Cell Type and Gene ordering

Cell types and genes shown in a dot plot can be arranged in different ways as described in this section.

Cell Type Ordering

Cell types are annotated by the original data contributors and mapped to the closest cell ontology (CL) term as defined in the data schema.

In some cases there are cell types annotated with a high-level term whereas in some other cases they can be very granularly annotated. For example, there are some cells annotated as "T cells" and others annotated with children terms like "effector CD8-positive, alpha-beta T cell". All of these cell types are shown in the dot plot and they should not be interpreted as one being a subset of the other.

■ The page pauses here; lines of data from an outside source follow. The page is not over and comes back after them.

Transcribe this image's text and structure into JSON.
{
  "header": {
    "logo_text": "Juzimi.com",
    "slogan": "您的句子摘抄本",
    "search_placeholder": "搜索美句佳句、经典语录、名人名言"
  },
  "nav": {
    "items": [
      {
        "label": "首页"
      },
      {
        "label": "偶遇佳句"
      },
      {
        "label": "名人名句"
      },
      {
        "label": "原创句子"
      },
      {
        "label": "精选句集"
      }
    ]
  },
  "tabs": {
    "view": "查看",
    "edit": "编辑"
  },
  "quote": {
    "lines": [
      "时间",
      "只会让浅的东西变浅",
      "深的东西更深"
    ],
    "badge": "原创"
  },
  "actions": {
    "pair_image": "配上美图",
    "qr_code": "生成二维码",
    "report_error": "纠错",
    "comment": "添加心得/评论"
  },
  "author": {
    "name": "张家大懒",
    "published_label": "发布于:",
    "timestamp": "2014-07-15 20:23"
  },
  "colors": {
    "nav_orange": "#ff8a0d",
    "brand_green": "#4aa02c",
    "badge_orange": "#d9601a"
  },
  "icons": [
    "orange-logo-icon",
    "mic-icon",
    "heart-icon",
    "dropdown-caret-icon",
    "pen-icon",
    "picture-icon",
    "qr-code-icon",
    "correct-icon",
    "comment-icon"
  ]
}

There are two options available for cell type ordering as described below.

Ontology-based Ordering

Cell types can be ordered according to the CL directed acyclic graph (DAG). Briefly, for each tissue a 2-dimensional representation of the DAG containing the tissue's cell types is built, then an ordered list of cell types is created by traversing the DAG using a depth-first approach.

Children cell types are represented with indentation in the dot plot, and the maximum indentation is 2 tabs for readability.

This method groups cell types together based on their ontological relationships thus providing a loose lineage-based ordering.

Algorithm

  1. Load the CL ontology, using either the cl.obo or cl.owl from the source file here.
  2. Subset the ontology to only contain the cell types of interest along with their ancestors.
  3. Create a 2-dimensional representation of the DAG using the dot method of graphiz. See here for a full description of this method.
  4. Initialize an empty tree
  5. Traverse the DAG starting at the root:
    1. If node is present in cell types of interest:
      1. Add to the final ordered list.
      2. Add as child of current parent in tree
    2. Remove the node from nodes of interest.
    3. Get children nodes
    4. Perform recursion for each child node, going left-to-right through the children nodes.
  6. Return the ordered list and tree

Hierarchical Ordering

Cell types can also be ordered using hierarchical clustering which will group cell types with similar expression patterns together based on the genes selected, consequently the ordering will vary based on the information shown in any given dot plot.

The underlying method uses agglomerative hierarchical clustering with Euclidean distances.

Gene Ordering

Similarly to cell types, genes can be ordered in two different ways:

  1. As entered: genes will be shown in the order they were queried.
  2. Hierarchical ordering: genes will be ordered using hierarchical clustering as described for cell types.